One of the precautions included changing sterile gowns anytime a medical staff person moved from one patient to another. It slowed the process and made seeing patients take more time.

Those weren't the only precautions Goeckle and other members of the Emergency Department practiced.

"We tried to be very safe at home," he said. "I tried to limit contact with family, especially older family."

That added to the stress of providing medical care through a pandemic.

"It is kind of hard without direct contact with family," Goeckle said, "but it is better being safe."

Goeckle said the pandemic is not over, but possibly the worst is behind us.

"Thank God we've got immunizations now," he said, referring to the vaccines available for the coronavirus currently being distributed in the area.


But for someone with medical training and curiosity to study the world of viruses and disease, there is always something to study and prepare for.

"I was afraid something like this would happen," Goeckle said. "I initially thought Ebola would be an issue."

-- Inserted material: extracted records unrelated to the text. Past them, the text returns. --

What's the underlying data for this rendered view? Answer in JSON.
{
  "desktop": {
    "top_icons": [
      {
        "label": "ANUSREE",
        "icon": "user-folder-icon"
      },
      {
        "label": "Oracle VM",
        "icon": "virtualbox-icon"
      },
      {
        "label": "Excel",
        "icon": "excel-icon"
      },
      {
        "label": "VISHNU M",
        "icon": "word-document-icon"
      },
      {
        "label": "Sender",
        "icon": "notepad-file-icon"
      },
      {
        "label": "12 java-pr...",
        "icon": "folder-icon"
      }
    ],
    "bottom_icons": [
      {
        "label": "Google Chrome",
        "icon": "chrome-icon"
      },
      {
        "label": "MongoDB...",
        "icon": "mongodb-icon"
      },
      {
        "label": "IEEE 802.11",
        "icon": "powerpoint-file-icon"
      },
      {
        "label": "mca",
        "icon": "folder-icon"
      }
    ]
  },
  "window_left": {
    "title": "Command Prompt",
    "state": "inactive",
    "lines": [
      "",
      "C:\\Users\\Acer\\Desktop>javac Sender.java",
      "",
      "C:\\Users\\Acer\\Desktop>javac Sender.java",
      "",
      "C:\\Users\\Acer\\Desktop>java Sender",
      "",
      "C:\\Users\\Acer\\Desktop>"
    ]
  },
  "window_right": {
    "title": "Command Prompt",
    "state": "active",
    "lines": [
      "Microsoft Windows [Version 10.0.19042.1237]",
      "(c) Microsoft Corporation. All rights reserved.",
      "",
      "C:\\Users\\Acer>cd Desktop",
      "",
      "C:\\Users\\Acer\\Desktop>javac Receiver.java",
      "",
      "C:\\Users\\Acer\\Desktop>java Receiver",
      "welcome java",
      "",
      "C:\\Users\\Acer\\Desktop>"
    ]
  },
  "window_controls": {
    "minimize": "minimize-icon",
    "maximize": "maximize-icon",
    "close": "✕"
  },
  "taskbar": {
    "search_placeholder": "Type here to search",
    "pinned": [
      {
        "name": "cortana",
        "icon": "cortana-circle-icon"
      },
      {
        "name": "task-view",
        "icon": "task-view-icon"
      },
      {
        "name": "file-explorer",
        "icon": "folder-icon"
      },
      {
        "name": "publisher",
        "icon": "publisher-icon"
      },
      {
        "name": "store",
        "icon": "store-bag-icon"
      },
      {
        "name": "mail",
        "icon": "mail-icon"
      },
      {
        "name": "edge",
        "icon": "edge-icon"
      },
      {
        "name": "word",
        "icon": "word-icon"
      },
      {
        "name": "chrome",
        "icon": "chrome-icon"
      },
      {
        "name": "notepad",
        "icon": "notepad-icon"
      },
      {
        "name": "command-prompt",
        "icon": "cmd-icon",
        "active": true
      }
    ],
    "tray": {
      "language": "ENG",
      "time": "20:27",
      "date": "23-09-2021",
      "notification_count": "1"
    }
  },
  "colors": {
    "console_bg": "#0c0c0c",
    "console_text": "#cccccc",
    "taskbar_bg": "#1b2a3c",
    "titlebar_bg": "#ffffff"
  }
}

Ebola is a virus of African origin. A vaccine was approved for Ebola virus disease in 2019.

That doesn't mean another pandemic isn't possible including the possibility of a disease that is not even known yet.

"It is the unknown that is scary," Goeckle said.

Working at an Emergency Department carries its own level of stress which Goeckle has coped with through a 15-year career at Jamestown Regional Medical Center.

"This was different, a different way of practicing," he said. "It was different to look at how to attack the pandemic at a community level."

Mike Delfs, president and CEO of Jamestown Regional Medical Center, said the challenges of a pandemic were new to Goeckle and the other physicians at the hospital.


"Here is a guy that is really decent and has seen a lot of tragedy over the years," Delfs said. "This stuff gets him emotional. That says a lot about how hard this has been to work through."

Those challenges have not changed Goeckle's enthusiasm for doing his job as an emergency room doctor.

"After we've come through this thing, I'd like to continue to help people," he said. "But this has to make you think about the future."